First, find the slope of AB: \(m_{AB} = \frac{8 - 0}{0 - 4} = -2\).
Since ABCD is a rectangle, BC is perpendicular to AB, so \(m_{BC} \times m_{AB} = -1\).
Thus, \(m_{BC} = \frac{1}{2}\).
The equation of line BC is \(y - 0 = \frac{1}{2}(x - 4)\), which simplifies to \(y = \frac{1}{2}x - 2\).

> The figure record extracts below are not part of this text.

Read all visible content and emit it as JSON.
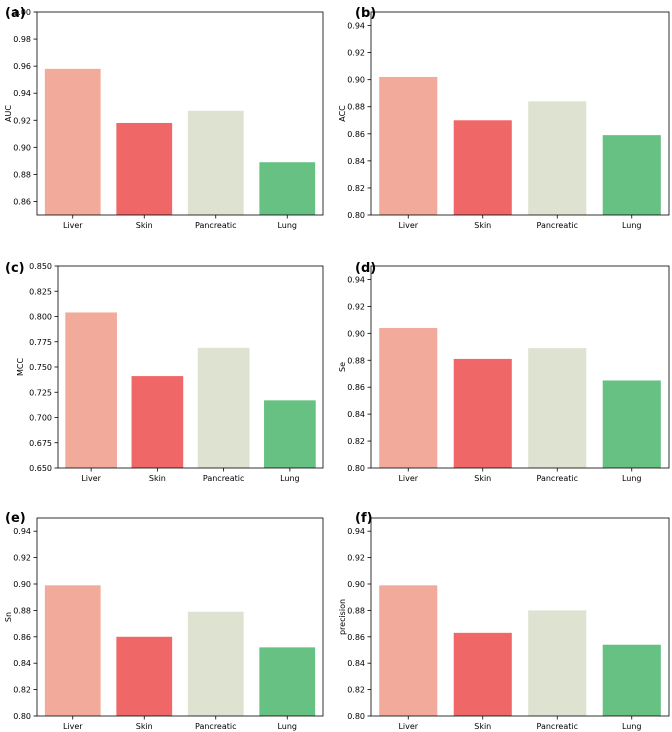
{
  "chart_data": [
    {
      "type": "bar",
      "panel_label": "(a)",
      "title": "",
      "xlabel": "",
      "ylabel": "AUC",
      "categories": [
        "Liver",
        "Skin",
        "Pancreatic",
        "Lung"
      ],
      "values": [
        0.958,
        0.918,
        0.927,
        0.889
      ],
      "colors": [
        "#f2ab9b",
        "#ef6767",
        "#dee2d1",
        "#66c183"
      ],
      "ylim": [
        0.85,
        1.0
      ],
      "yticks": [
        "0.86",
        "0.88",
        "0.90",
        "0.92",
        "0.94",
        "0.96",
        "0.98",
        "1.00"
      ],
      "grid": false
    },
    {
      "type": "bar",
      "panel_label": "(b)",
      "title": "",
      "xlabel": "",
      "ylabel": "ACC",
      "categories": [
        "Liver",
        "Skin",
        "Pancreatic",
        "Lung"
      ],
      "values": [
        0.902,
        0.87,
        0.884,
        0.859
      ],
      "colors": [
        "#f2ab9b",
        "#ef6767",
        "#dee2d1",
        "#66c183"
      ],
      "ylim": [
        0.8,
        0.95
      ],
      "yticks": [
        "0.80",
        "0.82",
        "0.84",
        "0.86",
        "0.88",
        "0.90",
        "0.92",
        "0.94"
      ],
      "grid": false
    },
    {
      "type": "bar",
      "panel_label": "(c)",
      "title": "",
      "xlabel": "",
      "ylabel": "MCC",
      "categories": [
        "Liver",
        "Skin",
        "Pancreatic",
        "Lung"
      ],
      "values": [
        0.804,
        0.741,
        0.769,
        0.717
      ],
      "colors": [
        "#f2ab9b",
        "#ef6767",
        "#dee2d1",
        "#66c183"
      ],
      "ylim": [
        0.65,
        0.85
      ],
      "yticks": [
        "0.650",
        "0.675",
        "0.700",
        "0.725",
        "0.750",
        "0.775",
        "0.800",
        "0.825",
        "0.850"
      ],
      "grid": false
    },
    {
      "type": "bar",
      "panel_label": "(d)",
      "title": "",
      "xlabel": "",
      "ylabel": "Se",
      "categories": [
        "Liver",
        "Skin",
        "Pancreatic",
        "Lung"
      ],
      "values": [
        0.904,
        0.881,
        0.889,
        0.865
      ],
      "colors": [
        "#f2ab9b",
        "#ef6767",
        "#dee2d1",
        "#66c183"
      ],
      "ylim": [
        0.8,
        0.95
      ],
      "yticks": [
        "0.80",
        "0.82",
        "0.84",
        "0.86",
        "0.88",
        "0.90",
        "0.92",
        "0.94"
      ],
      "grid": false
    },
    {
      "type": "bar",
      "panel_label": "(e)",
      "title": "",
      "xlabel": "",
      "ylabel": "Sn",
      "categories": [
        "Liver",
        "Skin",
        "Pancreatic",
        "Lung"
      ],
      "values": [
        0.899,
        0.86,
        0.879,
        0.852
      ],
      "colors": [
        "#f2ab9b",
        "#ef6767",
        "#dee2d1",
        "#66c183"
      ],
      "ylim": [
        0.8,
        0.95
      ],
      "yticks": [
        "0.80",
        "0.82",
        "0.84",
        "0.86",
        "0.88",
        "0.90",
        "0.92",
        "0.94"
      ],
      "grid": false
    },
    {
      "type": "bar",
      "panel_label": "(f)",
      "title": "",
      "xlabel": "",
      "ylabel": "precision",
      "categories": [
        "Liver",
        "Skin",
        "Pancreatic",
        "Lung"
      ],
      "values": [
        0.899,
        0.863,
        0.88,
        0.854
      ],
      "colors": [
        "#f2ab9b",
        "#ef6767",
        "#dee2d1",
        "#66c183"
      ],
      "ylim": [
        0.8,
        0.95
      ],
      "yticks": [
        "0.80",
        "0.82",
        "0.84",
        "0.86",
        "0.88",
        "0.90",
        "0.92",
        "0.94"
      ],
      "grid": false
    }
  ]
}
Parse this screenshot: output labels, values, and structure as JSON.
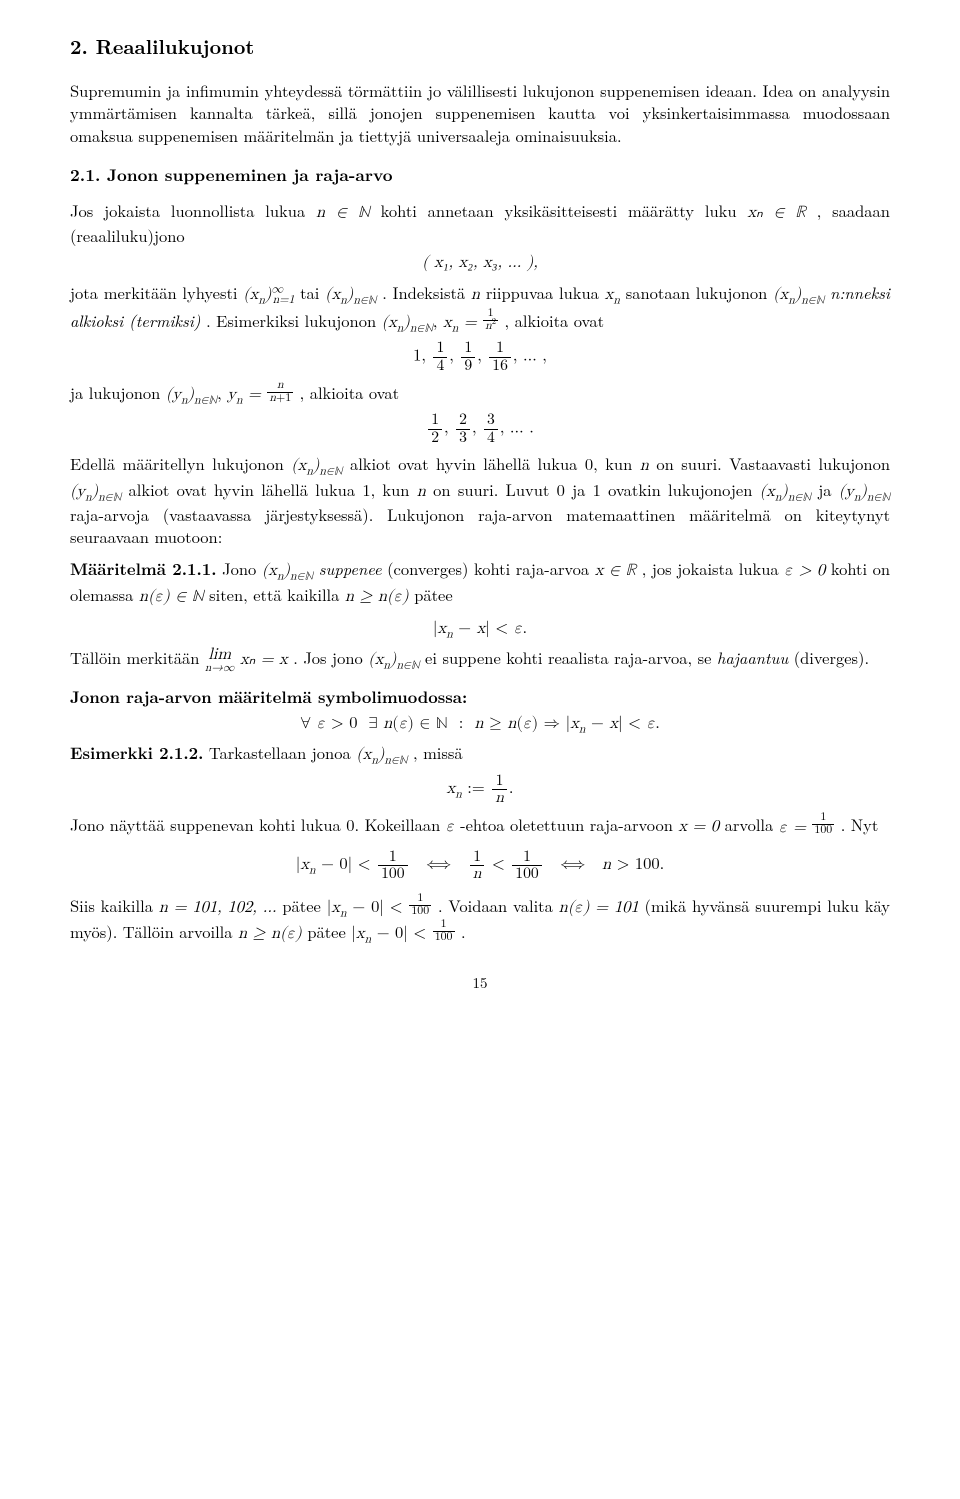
{
  "section": {
    "number": "2.",
    "title": "Reaalilukujonot"
  },
  "intro_p1": "Supremumin ja infimumin yhteydessä törmättiin jo välillisesti lukujonon suppenemisen ideaan. Idea on analyysin ymmärtämisen kannalta tärkeä, sillä jonojen suppenemisen kautta voi yksinkertaisimmassa muodossaan omaksua suppenemisen määritelmän ja tiettyjä universaaleja ominaisuuksia.",
  "subsection": {
    "number": "2.1.",
    "title": "Jonon suppeneminen ja raja-arvo"
  },
  "p_jos_a": "Jos jokaista luonnollista lukua ",
  "p_jos_b": " kohti annetaan yksikäsitteisesti määrätty luku ",
  "p_jos_c": ", saadaan (reaaliluku)jono",
  "seq_display": "( x₁, x₂, x₃, … ),",
  "p_merk_a": "jota merkitään lyhyesti ",
  "p_merk_b": " tai ",
  "p_merk_c": ". Indeksistä ",
  "p_merk_d": " riippuvaa lukua ",
  "p_merk_e": " sanotaan lukujonon ",
  "p_merk_f": " ",
  "term_italic": "n:nneksi alkioksi (termiksi)",
  "p_merk_g": ". Esimerkiksi lukujonon ",
  "p_merk_h": ", alkioita ovat",
  "p_ja_a": "ja lukujonon ",
  "p_ja_b": ", alkioita ovat",
  "p_edella_a": "Edellä määritellyn lukujonon ",
  "p_edella_b": " alkiot ovat hyvin lähellä lukua 0, kun ",
  "p_edella_c": " on suuri. Vastaavasti lukujonon ",
  "p_edella_d": " alkiot ovat hyvin lähellä lukua 1, kun ",
  "p_edella_e": " on suuri. Luvut 0 ja 1 ovatkin lukujonojen ",
  "p_edella_f": " ja ",
  "p_edella_g": " raja-arvoja (vastaavassa järjestyksessä). Lukujonon raja-arvon matemaattinen määritelmä on kiteytynyt seuraavaan muotoon:",
  "def_label": "Määritelmä 2.1.1.",
  "def_a": " Jono ",
  "def_b": " ",
  "def_supp": "suppenee",
  "def_c": " (converges) kohti raja-arvoa ",
  "def_d": ", jos jokaista lukua ",
  "def_e": " kohti on olemassa ",
  "def_f": " siten, että kaikilla ",
  "def_g": " pätee",
  "def_ineq": "|xₙ − x| < ε.",
  "talloin_a": "Tällöin merkitään ",
  "talloin_b": ". Jos jono ",
  "talloin_c": " ei suppene kohti reaalista raja-arvoa, se ",
  "hajaantuu": "hajaantuu",
  "talloin_d": " (diverges).",
  "sym_title": "Jonon raja-arvon määritelmä symbolimuodossa:",
  "sym_line": "∀ ε > 0  ∃ n(ε) ∈ ℕ  :  n ≥ n(ε) ⇒ |xₙ − x| < ε.",
  "ex_label": "Esimerkki 2.1.2.",
  "ex_a": " Tarkastellaan jonoa ",
  "ex_b": ", missä",
  "p_jono_a": "Jono näyttää suppenevan kohti lukua 0. Kokeillaan ",
  "p_jono_b": "-ehtoa oletettuun raja-arvoon ",
  "p_jono_c": " arvolla ",
  "p_jono_d": ". Nyt",
  "siis_a": "Siis kaikilla ",
  "siis_b": " pätee ",
  "siis_c": ". Voidaan valita ",
  "siis_d": " (mikä hyvänsä suurempi luku käy myös). Tällöin arvoilla ",
  "siis_e": " pätee ",
  "siis_f": ".",
  "page_number": "15",
  "math": {
    "n_in_N": "n ∈ ℕ",
    "xn_in_R": "xₙ ∈ ℝ",
    "xn_inf": "(xₙ)ₙ₌₁^∞",
    "xn_N": "(xₙ)ₙ∈ℕ",
    "yn_N": "(yₙ)ₙ∈ℕ",
    "n": "n",
    "xn": "xₙ",
    "xn_eq": "xₙ = ",
    "yn_eq": "yₙ = ",
    "x_in_R": "x ∈ ℝ",
    "eps_gt0": "ε > 0",
    "ne_in_N": "n(ε) ∈ ℕ",
    "n_ge_ne": "n ≥ n(ε)",
    "lim": "lim",
    "ntoinf": "n→∞",
    "lim_eq": " xₙ = x",
    "eps": "ε",
    "x_eq0": "x = 0",
    "eps_eq": "ε = ",
    "n_list": "n = 101, 102, …",
    "abs1": "|xₙ − 0| < ",
    "ne101": "n(ε) = 101",
    "xn_def": "xₙ := ",
    "n_gt100": "n > 100."
  }
}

Now, solve the equations \(8y + x = 64\) and \(y = \frac{1}{2}x - 2\) simultaneously:
Substitute \(y = \frac{1}{2}x - 2\) into \(8y + x = 64\):
\(8(\frac{1}{2}x - 2) + x = 64\)
\(4x - 16 + x = 64\)
\(5x = 80\)
\(x = 16\)
Substitute \(x = 16\) back into \(y = \frac{1}{2}x - 2\):
\(y = \frac{1}{2}(16) - 2 = 8 - 2 = 6\)
Thus, the coordinates of C are (16, 6).
For D, use the vector step method or the fact that AD is parallel to BC:
Since AD is parallel to BC, \(m_{AD} = \frac{1}{2}\).
Using the midpoint M of AC as (8, 7), and knowing D is symmetric to C about M, calculate:
\(D = (2 \times 8 - 16, 2 \times 7 - 6) = (12, 14)\).
Thus, the coordinates of D are (12, 14).